It appears that the talks between the US and China have not gotten off to a good start. AFP/CNA reports:
Facing increasing pressure from lawmakers, the United States called on China on Tuesday to step up economic reforms at high-level talks, but Beijing cautioned Washington against politicising trade relations between the two key powers.
US Treasury Secretary Henry Paulson, in his opening remarks at the two-day "strategic economic dialogue" meeting, underlined "persistent trade and financial imbalances" and sought prompt action from China to redress them, saying Americans were "impatient"...
In an apparent reference to increasing anxiety in the US Congress, Paulson said there was growing "anti-China sentiment" in the United States as China became "a symbol of the real and imagined downside of global competition."
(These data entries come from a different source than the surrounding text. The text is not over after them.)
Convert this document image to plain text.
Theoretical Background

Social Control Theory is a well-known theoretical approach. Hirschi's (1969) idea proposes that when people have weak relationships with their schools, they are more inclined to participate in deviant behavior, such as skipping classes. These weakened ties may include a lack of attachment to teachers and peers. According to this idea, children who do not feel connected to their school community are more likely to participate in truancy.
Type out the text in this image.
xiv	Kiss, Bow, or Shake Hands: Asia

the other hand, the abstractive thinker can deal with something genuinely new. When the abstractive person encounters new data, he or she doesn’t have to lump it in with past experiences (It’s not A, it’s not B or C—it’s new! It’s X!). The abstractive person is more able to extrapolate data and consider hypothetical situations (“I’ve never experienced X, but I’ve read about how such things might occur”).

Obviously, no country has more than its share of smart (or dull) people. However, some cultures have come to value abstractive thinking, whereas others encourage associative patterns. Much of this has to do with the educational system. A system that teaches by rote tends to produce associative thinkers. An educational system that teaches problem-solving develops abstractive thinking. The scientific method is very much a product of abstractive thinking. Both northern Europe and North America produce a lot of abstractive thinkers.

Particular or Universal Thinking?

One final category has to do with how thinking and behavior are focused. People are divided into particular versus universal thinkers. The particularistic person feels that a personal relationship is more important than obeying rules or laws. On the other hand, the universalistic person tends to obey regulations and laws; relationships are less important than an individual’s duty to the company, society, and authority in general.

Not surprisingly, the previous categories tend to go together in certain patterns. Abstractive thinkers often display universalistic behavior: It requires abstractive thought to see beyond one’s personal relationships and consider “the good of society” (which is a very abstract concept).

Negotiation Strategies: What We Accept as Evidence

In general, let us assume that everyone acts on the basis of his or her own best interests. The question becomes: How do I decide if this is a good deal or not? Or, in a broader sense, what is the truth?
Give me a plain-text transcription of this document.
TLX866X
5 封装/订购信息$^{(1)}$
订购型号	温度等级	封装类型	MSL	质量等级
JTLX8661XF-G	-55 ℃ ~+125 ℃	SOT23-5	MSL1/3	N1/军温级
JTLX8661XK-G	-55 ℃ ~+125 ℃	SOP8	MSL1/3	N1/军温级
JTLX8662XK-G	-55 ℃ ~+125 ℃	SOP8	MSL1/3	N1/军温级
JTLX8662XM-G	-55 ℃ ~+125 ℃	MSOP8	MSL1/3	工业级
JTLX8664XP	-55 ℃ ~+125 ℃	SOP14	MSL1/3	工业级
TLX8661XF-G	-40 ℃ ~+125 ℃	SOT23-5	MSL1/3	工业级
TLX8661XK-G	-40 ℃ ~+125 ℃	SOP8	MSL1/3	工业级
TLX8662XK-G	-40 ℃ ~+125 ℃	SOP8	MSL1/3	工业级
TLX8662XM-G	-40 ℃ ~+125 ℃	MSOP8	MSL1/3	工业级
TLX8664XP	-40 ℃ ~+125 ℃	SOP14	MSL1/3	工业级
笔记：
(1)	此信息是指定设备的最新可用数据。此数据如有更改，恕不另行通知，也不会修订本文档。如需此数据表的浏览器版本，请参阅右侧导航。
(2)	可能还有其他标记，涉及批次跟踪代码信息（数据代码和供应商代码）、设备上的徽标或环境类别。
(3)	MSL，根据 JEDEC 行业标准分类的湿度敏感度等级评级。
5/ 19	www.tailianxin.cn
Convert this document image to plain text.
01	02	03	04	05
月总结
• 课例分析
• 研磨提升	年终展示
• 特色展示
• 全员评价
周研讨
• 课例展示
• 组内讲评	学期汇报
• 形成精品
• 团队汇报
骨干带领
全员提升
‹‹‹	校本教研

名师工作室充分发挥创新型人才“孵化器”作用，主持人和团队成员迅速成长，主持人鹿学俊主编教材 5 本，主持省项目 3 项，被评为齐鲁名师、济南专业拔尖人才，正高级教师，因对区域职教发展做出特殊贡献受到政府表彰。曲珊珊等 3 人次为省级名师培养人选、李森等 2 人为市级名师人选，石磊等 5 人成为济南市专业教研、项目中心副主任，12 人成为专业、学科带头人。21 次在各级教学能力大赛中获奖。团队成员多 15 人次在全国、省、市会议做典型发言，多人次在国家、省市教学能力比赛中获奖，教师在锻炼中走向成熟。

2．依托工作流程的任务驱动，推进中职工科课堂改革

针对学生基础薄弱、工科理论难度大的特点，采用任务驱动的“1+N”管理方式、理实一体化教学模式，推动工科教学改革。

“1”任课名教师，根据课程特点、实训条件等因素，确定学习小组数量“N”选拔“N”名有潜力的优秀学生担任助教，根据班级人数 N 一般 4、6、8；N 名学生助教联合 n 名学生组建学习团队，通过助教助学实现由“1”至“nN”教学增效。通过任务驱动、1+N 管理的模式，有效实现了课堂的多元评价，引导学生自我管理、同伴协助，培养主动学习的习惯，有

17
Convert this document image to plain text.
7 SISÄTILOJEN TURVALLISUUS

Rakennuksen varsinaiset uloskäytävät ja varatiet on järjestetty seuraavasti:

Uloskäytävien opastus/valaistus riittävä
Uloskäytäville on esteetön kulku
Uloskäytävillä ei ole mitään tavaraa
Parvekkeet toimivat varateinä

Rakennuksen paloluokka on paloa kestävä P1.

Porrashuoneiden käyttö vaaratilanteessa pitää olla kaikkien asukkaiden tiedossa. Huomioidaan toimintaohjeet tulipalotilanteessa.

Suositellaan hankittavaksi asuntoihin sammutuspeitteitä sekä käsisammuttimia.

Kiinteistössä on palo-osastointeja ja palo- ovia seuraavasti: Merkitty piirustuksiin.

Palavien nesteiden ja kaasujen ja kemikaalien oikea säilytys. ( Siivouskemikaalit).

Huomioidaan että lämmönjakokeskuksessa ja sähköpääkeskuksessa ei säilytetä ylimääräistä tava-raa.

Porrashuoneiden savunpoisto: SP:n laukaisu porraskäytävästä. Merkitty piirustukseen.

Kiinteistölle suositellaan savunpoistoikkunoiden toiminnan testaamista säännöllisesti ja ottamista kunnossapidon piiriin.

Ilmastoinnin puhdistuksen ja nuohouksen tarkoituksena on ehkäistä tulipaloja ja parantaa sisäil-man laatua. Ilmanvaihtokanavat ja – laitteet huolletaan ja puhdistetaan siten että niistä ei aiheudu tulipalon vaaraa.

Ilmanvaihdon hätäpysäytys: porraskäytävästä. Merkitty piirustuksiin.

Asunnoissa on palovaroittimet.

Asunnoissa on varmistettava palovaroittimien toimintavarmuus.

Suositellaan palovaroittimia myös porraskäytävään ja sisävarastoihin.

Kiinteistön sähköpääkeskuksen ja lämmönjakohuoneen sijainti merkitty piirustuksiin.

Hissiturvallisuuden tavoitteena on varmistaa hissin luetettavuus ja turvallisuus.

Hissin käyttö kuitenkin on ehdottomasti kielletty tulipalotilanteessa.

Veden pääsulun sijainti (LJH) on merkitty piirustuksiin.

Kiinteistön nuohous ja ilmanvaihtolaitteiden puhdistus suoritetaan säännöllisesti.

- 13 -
[Chinese Vice Premier Wu Yi] did not mince words in her opening comment.
"Politicising trade and economic issues is absolutely unacceptable" and would "complicate the situation," warned the "iron lady" of China.
She also cautioned against what she called the danger of injecting politics into US economic and trade relations.
Unfortunately, it is all very much about politics. The Financial Times writes (via Yahoo! Finance):
For more than three years, Beijing has shouted from the rooftops that its economy is out of balance: too reliant on exports and investment for growth, with a dangerously high share of output from energy-intensive, polluting heavy industries.
But the plethora of policies rolled out to rebalance the economy has had little, if any, impact, partly because of their timidity and partly because the system is not responsive...
The time-worn analogy of turning around a supertanker is often used to illustrate the government's policy task. It might be more accurate to liken the Chinese economy to a flotilla of large and small boats, all steaming ahead at full bore, with little regard to the direction of the fleet or the diktats of its commanding officers in Beijing...
Meanwhile, China's political calendar, and the caution of Wen Jiabao, the premier, who is in charge of economic policy, makes any radical deviation from the incremental approach to reform unlikely in the near-term. Senior policymakers have become even more risk-averse and resistant to overt foreign pressure than normal in advance of the ruling Communist party's five-yearly congress later this year, which is expected to usher in sweeping changes to the leadership. The US, which is entering its own political season earlier than usual in the run-up to next year's presidential election, acknowledges the timing may not be right for the kinds of changes Washington wants.
"The great risk we face is that our respective political calendars are out of sync," said David Loevinger, the US Treasury representative in Beijing, in a recent speech. "The problem faced is: just at the point the US, for our own political reasons, really need a response by the Chinese, the Chinese are unable to provide it."